OLYMPIA – A bill that supporters say expands access to child care and early learning was signed Friday by Gov. Jay Inslee in a virtual celebration for providers.
The bill, which Spokane providers say was desperately needed after the COVID-19 pandemic, provides new funding for child care and early learning. That funding account can be used to:
- Increase subsidy rates
- Increase provider compensation
- Provide supports for family, friend and neighbor caregivers
- Expand health care coverage for providers
- Provide regulatory and licensing relief for providers
- Develop a language access plan for equity and immigrant and multilingual access
- Deliver mental health services for providers
Gov. Jay Inslee said Friday providing high-quality child care in the state is “an economic growth strategy.”
“It allows our economy to function,” he said.
The exact amount of how much will be invested each year depends largely on how much money comes in from the capital gains tax, which is expected to bring in about $415 million each year. The entirety of that tax will go toward funding these child care priorities, but the amount that comes in each year may vary.
The state won’t begin receiving revenue from the capital gains tax until 2023. Until then, federal COVID-19 stimulus funds will pay for the expansion in the bill.

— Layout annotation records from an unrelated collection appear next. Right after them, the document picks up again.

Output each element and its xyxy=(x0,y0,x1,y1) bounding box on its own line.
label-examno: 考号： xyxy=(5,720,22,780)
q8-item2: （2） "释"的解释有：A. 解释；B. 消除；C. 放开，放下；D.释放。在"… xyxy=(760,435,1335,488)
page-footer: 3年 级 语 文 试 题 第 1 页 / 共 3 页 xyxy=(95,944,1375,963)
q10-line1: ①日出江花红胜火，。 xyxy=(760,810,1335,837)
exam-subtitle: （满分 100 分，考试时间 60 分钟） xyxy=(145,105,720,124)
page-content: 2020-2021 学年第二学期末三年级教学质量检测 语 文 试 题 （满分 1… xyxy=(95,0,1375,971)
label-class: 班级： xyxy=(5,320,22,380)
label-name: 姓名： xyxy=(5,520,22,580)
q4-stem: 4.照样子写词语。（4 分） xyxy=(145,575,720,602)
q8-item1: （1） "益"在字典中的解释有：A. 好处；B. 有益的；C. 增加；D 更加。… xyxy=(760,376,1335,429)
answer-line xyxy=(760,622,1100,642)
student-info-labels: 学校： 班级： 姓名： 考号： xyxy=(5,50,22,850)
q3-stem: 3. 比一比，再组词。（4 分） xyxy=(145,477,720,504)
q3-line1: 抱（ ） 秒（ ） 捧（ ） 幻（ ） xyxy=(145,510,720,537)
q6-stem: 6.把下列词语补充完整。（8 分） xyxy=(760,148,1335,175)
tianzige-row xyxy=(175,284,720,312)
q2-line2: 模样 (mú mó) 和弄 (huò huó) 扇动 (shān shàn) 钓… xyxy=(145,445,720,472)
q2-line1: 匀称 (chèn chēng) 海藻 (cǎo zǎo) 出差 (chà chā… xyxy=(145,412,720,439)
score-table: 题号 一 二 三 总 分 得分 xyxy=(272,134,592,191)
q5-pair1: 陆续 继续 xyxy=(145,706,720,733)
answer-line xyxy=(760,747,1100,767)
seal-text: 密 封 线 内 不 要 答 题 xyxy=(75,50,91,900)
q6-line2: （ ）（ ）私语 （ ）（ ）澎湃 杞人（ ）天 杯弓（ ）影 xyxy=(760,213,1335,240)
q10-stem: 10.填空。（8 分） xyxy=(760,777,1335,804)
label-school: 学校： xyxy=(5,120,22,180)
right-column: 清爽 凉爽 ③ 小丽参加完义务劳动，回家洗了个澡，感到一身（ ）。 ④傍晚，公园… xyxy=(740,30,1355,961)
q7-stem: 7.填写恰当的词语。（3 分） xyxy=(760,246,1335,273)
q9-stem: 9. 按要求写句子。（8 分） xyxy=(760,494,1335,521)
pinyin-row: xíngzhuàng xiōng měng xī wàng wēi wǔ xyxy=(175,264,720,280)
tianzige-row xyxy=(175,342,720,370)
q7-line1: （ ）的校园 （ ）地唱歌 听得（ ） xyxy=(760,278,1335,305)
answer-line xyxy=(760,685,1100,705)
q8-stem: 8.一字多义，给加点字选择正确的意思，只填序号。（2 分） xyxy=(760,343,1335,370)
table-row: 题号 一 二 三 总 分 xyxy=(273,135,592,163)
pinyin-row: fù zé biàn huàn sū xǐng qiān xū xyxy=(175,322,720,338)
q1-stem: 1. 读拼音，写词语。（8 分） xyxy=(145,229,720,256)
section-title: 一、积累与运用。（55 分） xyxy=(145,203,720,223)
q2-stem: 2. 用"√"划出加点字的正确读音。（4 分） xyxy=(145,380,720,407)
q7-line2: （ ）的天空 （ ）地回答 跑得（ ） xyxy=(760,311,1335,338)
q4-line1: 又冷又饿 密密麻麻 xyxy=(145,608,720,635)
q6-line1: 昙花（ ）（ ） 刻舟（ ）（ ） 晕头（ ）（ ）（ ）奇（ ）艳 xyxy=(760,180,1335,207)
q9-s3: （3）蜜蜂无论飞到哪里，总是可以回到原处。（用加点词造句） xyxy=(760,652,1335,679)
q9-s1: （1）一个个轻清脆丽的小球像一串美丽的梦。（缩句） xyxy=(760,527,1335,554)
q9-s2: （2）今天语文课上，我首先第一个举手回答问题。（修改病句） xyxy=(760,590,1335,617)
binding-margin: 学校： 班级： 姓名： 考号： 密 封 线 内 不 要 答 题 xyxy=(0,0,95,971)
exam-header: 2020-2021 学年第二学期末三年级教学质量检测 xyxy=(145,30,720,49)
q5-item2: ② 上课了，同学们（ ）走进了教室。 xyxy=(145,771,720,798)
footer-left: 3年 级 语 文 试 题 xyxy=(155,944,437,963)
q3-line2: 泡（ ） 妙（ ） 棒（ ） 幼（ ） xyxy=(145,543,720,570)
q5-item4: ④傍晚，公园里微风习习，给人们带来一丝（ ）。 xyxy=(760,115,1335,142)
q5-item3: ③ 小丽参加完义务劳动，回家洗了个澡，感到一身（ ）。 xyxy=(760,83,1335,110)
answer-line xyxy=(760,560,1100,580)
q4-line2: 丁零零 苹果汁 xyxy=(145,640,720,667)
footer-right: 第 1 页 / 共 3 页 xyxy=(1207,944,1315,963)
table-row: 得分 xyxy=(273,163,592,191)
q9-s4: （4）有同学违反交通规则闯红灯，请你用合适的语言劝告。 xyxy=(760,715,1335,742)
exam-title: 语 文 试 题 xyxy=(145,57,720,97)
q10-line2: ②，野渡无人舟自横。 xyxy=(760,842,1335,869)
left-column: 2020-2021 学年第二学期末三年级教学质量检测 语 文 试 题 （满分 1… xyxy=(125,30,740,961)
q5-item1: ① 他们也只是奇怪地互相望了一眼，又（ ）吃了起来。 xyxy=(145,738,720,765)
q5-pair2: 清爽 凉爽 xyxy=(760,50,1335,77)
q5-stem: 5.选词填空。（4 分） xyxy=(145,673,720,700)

The final budget that passed the Legislature allocates about $676 million of the federal funds in the next two years to the Department of Children, Youth and Families. Much of that will go toward these child care priorities.

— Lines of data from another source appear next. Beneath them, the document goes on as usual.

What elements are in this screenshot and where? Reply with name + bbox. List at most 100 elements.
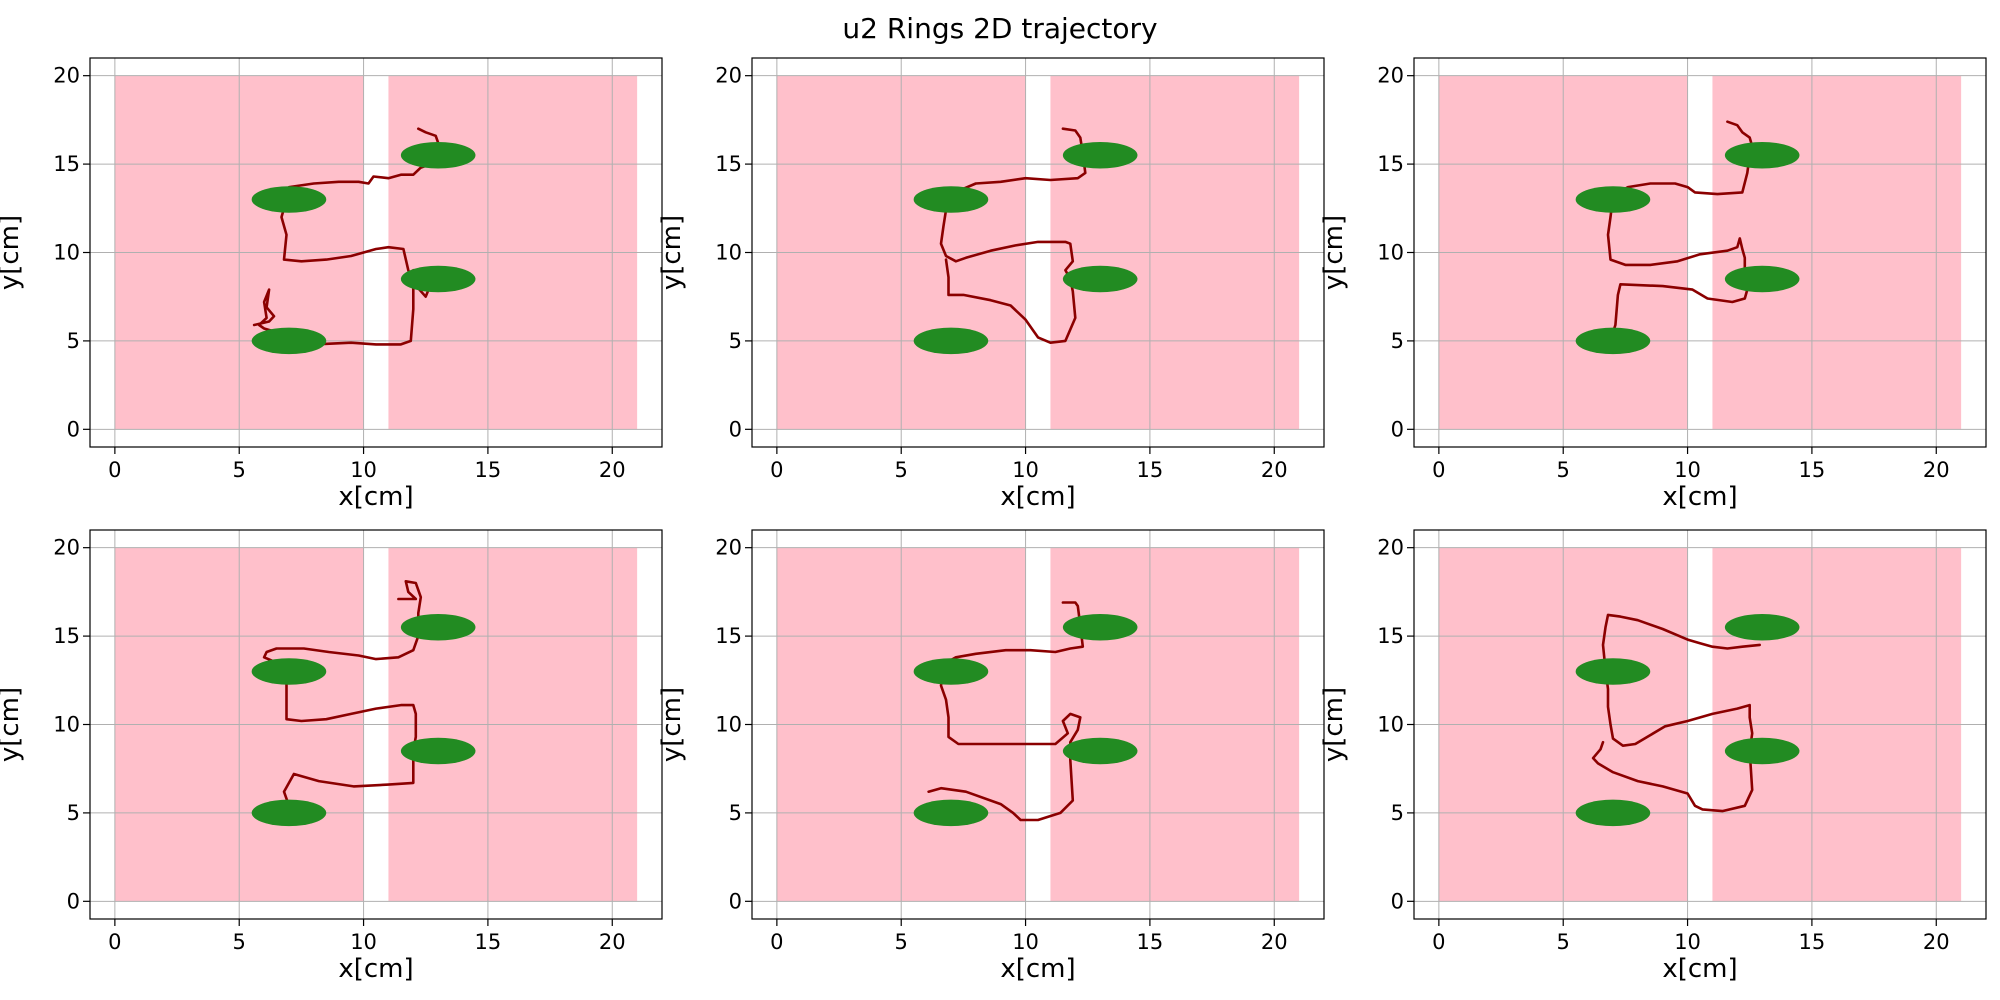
y-tick-label: 20 [53,536,80,560]
x-tick-label: 10 [1674,930,1701,954]
ring-4 [1062,265,1138,293]
trajectory-line [252,127,440,346]
ring-1 [913,658,989,685]
x-tick-label: 15 [475,930,502,954]
y-tick-label: 15 [715,624,742,648]
ring-2 [913,327,989,355]
x-axis-label: x[cm] [1662,482,1737,512]
x-axis-label: x[cm] [1662,954,1737,984]
y-axis-label: y[cm] [0,687,25,762]
x-tick-label: 10 [1674,458,1701,482]
y-tick-label: 15 [1377,152,1404,176]
x-tick-label: 15 [475,458,502,482]
x-tick-label: 5 [233,930,246,954]
ring-1 [1575,186,1651,213]
ring-3 [400,613,476,641]
ring-2 [913,799,989,827]
ring-4 [400,265,476,293]
y-tick-label: 10 [715,713,742,737]
x-tick-label: 5 [895,458,908,482]
x-tick-label: 0 [1432,458,1445,482]
y-tick-label: 15 [53,152,80,176]
y-tick-label: 10 [1377,713,1404,737]
x-tick-label: 20 [1923,458,1950,482]
x-tick-label: 10 [350,458,377,482]
ring-1 [913,186,989,213]
y-tick-label: 15 [1377,624,1404,648]
y-tick-label: 10 [53,713,80,737]
y-tick-label: 20 [53,64,80,88]
subplot-4: 0 5 10 15 20 0 5 10 15 20 x[cm] y[cm] [0,529,663,984]
y-tick-label: 5 [1391,329,1404,353]
y-tick-label: 0 [729,889,742,913]
subplot-3: 0 5 10 15 20 0 5 10 15 20 x[cm] y[cm] [1319,57,1987,512]
y-tick-label: 0 [1391,417,1404,441]
x-tick-label: 15 [1799,458,1826,482]
y-tick-label: 10 [53,241,80,265]
y-tick-label: 0 [729,417,742,441]
y-tick-label: 10 [1377,241,1404,265]
trajectory-line [939,127,1087,344]
ring-3 [1724,141,1800,169]
ring-1 [251,658,327,685]
ring-1 [251,186,327,213]
x-axis-label: x[cm] [1000,482,1075,512]
x-tick-label: 0 [770,930,783,954]
ring-4 [1062,737,1138,765]
subplot-6: 0 5 10 15 20 0 5 10 15 20 x[cm] y[cm] [1319,529,1987,984]
y-tick-label: 10 [715,241,742,265]
x-axis-label: x[cm] [338,482,413,512]
y-tick-label: 20 [1377,536,1404,560]
y-tick-label: 5 [729,329,742,353]
x-tick-label: 10 [1012,930,1039,954]
y-tick-label: 5 [67,329,80,353]
x-tick-label: 5 [1557,930,1570,954]
x-tick-label: 5 [1557,458,1570,482]
x-tick-label: 0 [770,458,783,482]
x-tick-label: 0 [108,458,121,482]
y-tick-label: 5 [729,801,742,825]
x-axis-label: x[cm] [1000,954,1075,984]
y-tick-label: 5 [1391,801,1404,825]
y-axis-label: y[cm] [0,215,25,290]
x-tick-label: 0 [1432,930,1445,954]
ring-3 [1724,613,1800,641]
y-axis-label: y[cm] [657,215,687,290]
y-tick-label: 5 [67,801,80,825]
x-tick-label: 5 [895,930,908,954]
ring-3 [1062,613,1138,641]
y-tick-label: 15 [53,624,80,648]
trajectory-line [927,601,1085,822]
trajectory-line [1606,120,1754,334]
y-tick-label: 0 [1391,889,1404,913]
subplot-1: 0 5 10 15 20 0 5 10 15 20 x[cm] y[cm] [0,57,663,512]
y-tick-label: 20 [1377,64,1404,88]
ring-4 [1724,737,1800,765]
x-tick-label: 20 [1923,930,1950,954]
y-tick-label: 0 [67,889,80,913]
x-tick-label: 20 [599,930,626,954]
y-tick-label: 0 [67,417,80,441]
x-axis-label: x[cm] [338,954,413,984]
ring-2 [251,327,327,355]
ring-2 [1575,799,1651,827]
subplot-2: 0 5 10 15 20 0 5 10 15 20 x[cm] y[cm] [657,57,1325,512]
y-tick-label: 20 [715,536,742,560]
x-tick-label: 15 [1799,930,1826,954]
y-axis-label: y[cm] [1319,687,1349,762]
x-tick-label: 15 [1137,458,1164,482]
figure-title: u2 Rings 2D trajectory [842,12,1158,45]
x-tick-label: 20 [1261,458,1288,482]
y-axis-label: y[cm] [1319,215,1349,290]
y-tick-label: 20 [715,64,742,88]
ring-3 [1062,141,1138,169]
trajectory-line [1591,613,1761,813]
x-tick-label: 15 [1137,930,1164,954]
y-tick-label: 15 [715,152,742,176]
x-tick-label: 20 [599,458,626,482]
ring-4 [400,737,476,765]
ring-3 [400,141,476,169]
y-axis-label: y[cm] [657,687,687,762]
x-tick-label: 0 [108,930,121,954]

The bill looks to solve the child care crisis from the family and the provider perspective, sponsor Sen. Claire Wilson, D-Auburn, told The Spokesman-Review.
For families, it expands eligibility and decreases co-payments for the state’s subsidy programs, an effort to allow more people to access subsidies for child care programs statewide.

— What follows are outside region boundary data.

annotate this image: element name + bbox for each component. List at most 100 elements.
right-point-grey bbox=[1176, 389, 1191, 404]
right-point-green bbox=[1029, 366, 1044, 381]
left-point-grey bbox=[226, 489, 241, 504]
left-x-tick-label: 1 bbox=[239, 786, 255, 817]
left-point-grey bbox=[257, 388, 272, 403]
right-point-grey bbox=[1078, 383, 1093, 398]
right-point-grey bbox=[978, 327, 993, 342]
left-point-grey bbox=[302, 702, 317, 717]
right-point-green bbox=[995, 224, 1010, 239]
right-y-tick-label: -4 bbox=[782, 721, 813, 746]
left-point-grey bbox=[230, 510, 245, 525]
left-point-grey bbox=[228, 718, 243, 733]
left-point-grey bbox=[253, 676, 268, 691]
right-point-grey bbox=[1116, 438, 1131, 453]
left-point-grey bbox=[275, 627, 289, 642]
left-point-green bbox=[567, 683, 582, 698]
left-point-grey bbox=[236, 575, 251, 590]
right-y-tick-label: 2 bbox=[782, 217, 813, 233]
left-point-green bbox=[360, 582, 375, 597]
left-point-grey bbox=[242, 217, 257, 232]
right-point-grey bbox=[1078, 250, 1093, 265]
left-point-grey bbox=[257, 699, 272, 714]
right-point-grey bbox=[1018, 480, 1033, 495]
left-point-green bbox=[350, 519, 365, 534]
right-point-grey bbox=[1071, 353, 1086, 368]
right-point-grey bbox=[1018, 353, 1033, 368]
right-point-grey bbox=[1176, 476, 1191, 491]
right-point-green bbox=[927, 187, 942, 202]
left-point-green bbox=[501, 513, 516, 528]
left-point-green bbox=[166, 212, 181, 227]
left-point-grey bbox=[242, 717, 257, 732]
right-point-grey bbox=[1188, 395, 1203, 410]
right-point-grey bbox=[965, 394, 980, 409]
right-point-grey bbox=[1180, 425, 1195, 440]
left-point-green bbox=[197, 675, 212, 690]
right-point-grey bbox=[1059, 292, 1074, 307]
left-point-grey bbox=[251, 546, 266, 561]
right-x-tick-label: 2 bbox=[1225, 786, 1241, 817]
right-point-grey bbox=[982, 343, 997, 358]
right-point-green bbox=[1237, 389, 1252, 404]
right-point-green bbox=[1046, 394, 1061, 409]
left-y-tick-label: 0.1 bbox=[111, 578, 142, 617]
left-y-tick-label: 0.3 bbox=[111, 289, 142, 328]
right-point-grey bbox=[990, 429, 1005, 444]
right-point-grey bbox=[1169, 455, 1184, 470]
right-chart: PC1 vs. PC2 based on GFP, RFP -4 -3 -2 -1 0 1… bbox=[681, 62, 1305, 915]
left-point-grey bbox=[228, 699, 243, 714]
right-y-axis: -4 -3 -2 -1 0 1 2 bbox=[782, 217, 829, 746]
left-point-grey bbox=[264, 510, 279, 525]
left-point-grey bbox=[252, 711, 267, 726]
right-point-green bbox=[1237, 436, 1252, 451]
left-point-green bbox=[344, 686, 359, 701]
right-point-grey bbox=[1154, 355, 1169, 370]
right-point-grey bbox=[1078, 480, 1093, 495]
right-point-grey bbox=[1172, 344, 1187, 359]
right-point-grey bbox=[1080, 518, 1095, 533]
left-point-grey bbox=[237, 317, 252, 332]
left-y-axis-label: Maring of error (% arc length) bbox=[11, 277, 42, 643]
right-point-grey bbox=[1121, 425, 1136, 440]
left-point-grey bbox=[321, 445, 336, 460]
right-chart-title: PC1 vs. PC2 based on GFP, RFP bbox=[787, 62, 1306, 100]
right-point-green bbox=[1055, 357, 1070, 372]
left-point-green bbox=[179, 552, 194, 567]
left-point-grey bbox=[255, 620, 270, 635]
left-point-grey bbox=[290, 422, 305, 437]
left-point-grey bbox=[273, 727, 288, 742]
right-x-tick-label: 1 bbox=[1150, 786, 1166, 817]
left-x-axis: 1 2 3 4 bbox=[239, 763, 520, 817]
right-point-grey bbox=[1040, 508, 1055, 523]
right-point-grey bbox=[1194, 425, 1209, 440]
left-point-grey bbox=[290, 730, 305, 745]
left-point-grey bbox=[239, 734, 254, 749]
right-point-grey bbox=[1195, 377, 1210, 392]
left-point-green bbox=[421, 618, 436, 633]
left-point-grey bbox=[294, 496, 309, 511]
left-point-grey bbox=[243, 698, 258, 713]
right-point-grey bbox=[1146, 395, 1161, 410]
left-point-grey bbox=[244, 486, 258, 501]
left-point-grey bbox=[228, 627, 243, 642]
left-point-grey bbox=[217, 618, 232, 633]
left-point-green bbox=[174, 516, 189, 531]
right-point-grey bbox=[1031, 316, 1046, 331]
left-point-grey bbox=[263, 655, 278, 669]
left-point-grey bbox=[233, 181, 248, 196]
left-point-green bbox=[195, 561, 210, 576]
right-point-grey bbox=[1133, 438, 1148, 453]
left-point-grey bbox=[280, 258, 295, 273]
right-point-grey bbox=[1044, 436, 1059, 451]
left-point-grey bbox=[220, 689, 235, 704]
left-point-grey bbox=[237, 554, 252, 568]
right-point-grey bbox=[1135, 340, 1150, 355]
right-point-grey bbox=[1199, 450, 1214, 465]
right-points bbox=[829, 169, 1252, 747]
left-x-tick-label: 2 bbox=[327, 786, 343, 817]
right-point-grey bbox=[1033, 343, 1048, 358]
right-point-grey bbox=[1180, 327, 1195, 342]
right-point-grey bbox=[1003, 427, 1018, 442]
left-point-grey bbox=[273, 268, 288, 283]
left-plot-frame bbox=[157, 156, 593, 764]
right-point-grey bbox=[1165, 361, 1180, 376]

“There is no family I know that doesn’t need some kind of support,” Wilson said during a virtual bill signing Friday.
For providers, it increases rates, training and supports. It also expands health care coverage for providers, many of which don’t have the ability to give their employees health care or other benefits.
Luc Jasmin, Spokane provider and Washington Child Care Center Association president, said being a provider means balancing compensation for employees with making sure parents don’t pay “more than a mortgage” in child care.
“(The bill) gives us, as providers, an opportunity to compensate our wonderful staff and stay open,” he said.
The package passed the Legislature last month despite opposition from Republicans, who worried the bill put too many regulations on already overburdened providers.
Senate Minority Leader John Braun said the state is making it too hard to be a provider by adding requirements and oversight that isn’t needed.
The bill does a good job of lowering subsidy rates for families, but the final version “lumped on all kinds of government bureaucracy.”
“They need good rates, and they need us to get out of their way,” he said.
The child care industry does need help, Braun said, but the Legislature should have looked more deeply at what regulations already exist that make it difficult to operate a child care center.
In Friday’s event, Spokane Democrat Andy Billig said this bill will be the biggest investment in early learning and child care in Washington.
“This is huge,” he said. “This is a dramatic shift.”